На первостепенную важность идеи свободы указывали не только темы, которые затрагивал Мамардашвили, но и само его присутствие в среде московской интеллигенции того времени. Парадокс Сократа был заложен в самом внешнем облике Сократа, это была изначальная философская антиномия прекрасного ума и уродливого тела. В этом смысле Мамардашвили сильно отличался от Сократа: притягательная наружность, включая манеру одеваться, была определяющей чертой его публичного облика в позднесоветский период. Его друзья и коллеги часто упоминают его утонченное чувство моды и вкуса, свидетельствовавшее о посещениях недосягаемых оазисов буржуазного мира, таких как Италия и Париж[10]. Один их слушателей его «Вильнюсских лекций» вспоминает: «Он выглядел впечатляюще: большая лысеющая голова, спокойный, обходительный, уверенный в себе, с мягкими манерами, стильно одетый» [Дегутис 2015: 304]. Другой очевидец рассказывает, как в 1970-е годы московским властям донесли о культурном диссонансе, который представляет собой «буржуазная» повседневная одежда Мамардашвили: вельветовые джинсы, не продававшиеся в советских магазинах, элегантные свитера, привезенные из-за границы, и трубка [Tirons 2006; Дегутис 2015: 304]. Описывая свою первую встречу с Мамардашвили, Рязанцева подтверждает, что он «действительно выглядел иностранным гостем» [Рязанцева 2011][11].

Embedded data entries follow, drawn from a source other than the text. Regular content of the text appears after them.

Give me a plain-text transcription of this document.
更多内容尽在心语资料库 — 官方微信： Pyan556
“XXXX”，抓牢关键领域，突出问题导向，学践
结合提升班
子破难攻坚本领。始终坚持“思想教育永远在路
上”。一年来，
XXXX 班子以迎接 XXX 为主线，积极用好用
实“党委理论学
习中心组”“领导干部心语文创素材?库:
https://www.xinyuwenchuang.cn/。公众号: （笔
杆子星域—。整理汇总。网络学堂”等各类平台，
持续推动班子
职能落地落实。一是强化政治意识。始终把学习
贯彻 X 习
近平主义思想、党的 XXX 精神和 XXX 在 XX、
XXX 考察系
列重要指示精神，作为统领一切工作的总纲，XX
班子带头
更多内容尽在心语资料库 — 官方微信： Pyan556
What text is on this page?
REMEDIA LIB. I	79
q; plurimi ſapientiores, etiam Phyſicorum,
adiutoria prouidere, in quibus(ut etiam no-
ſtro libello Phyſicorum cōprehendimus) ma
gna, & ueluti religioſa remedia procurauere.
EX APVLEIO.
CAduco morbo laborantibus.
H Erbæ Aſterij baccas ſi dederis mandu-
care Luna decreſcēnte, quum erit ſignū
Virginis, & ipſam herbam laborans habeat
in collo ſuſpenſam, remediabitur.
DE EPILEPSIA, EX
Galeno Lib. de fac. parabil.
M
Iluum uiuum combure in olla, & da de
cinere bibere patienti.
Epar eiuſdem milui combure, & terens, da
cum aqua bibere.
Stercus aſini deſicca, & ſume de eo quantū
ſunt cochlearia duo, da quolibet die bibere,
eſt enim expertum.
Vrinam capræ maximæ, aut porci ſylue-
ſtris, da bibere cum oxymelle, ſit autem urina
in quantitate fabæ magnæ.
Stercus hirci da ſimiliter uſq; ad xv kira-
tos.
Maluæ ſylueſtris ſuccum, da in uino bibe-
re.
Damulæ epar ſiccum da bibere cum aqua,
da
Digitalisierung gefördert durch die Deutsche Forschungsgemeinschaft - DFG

«Той степенью свободы, которой обладал он, кажется, не обладал никто» [Сокуров 1990] – так Сокуров обобщил впечатления от космополитизма Мамардашвили. Такое восприятие, однако, привело и к определенным слухам о причинах этой свободы. Мамардашвили утверждал, будто никогда не чувствовал, что находится под наблюдением или что вынужден писать «в стол», а не для публики, хотя мы знаем, что его переписка с зарубежными корреспондентами читалась цензурой, а некоторые письма даже не вручались адресату, а сразу возвращались отправителям [Мамардашвили 1992: 178], [Epelboin 2009: 4]. В своем крайнем проявлении слухи о причинах свободы Мамардашвили сводились к тому, что он, должно быть, сотрудничает с властями, хотя на самом деле это предположение ничем не обосновано. Философ и издатель Ю. П. Сенокосов рассказывает о встрече Мамардашвили с КГБ в начале 1980-х годов – философа вызвали на Лубянку, где ему была предъявлена претензия: «Мы знаем, что вы считаете себя самым свободным человеком в этой стране» [Сенокосов 2015: 3].
Благодаря работе Сенокосова, длившейся несколько десятилетий, появились многие ранние расшифровки и публикации лекций Мамардашвили. Отсюда же возникла еще одна легенда о причинах свободы Мамардашвили. Согласно этой легенде, КГБ поручил Сенокосову наблюдать за Мамардашвили и записывать все его лекции, но, услышав его речь, Сенокосов был так захвачен идеями философа, что поступил в аспирантуру при Институте философии, а затем, как гласит легенда, отказался от роли информатора и на долгие десятилетия стал летописцем и хранителем наследия Мамардашвили.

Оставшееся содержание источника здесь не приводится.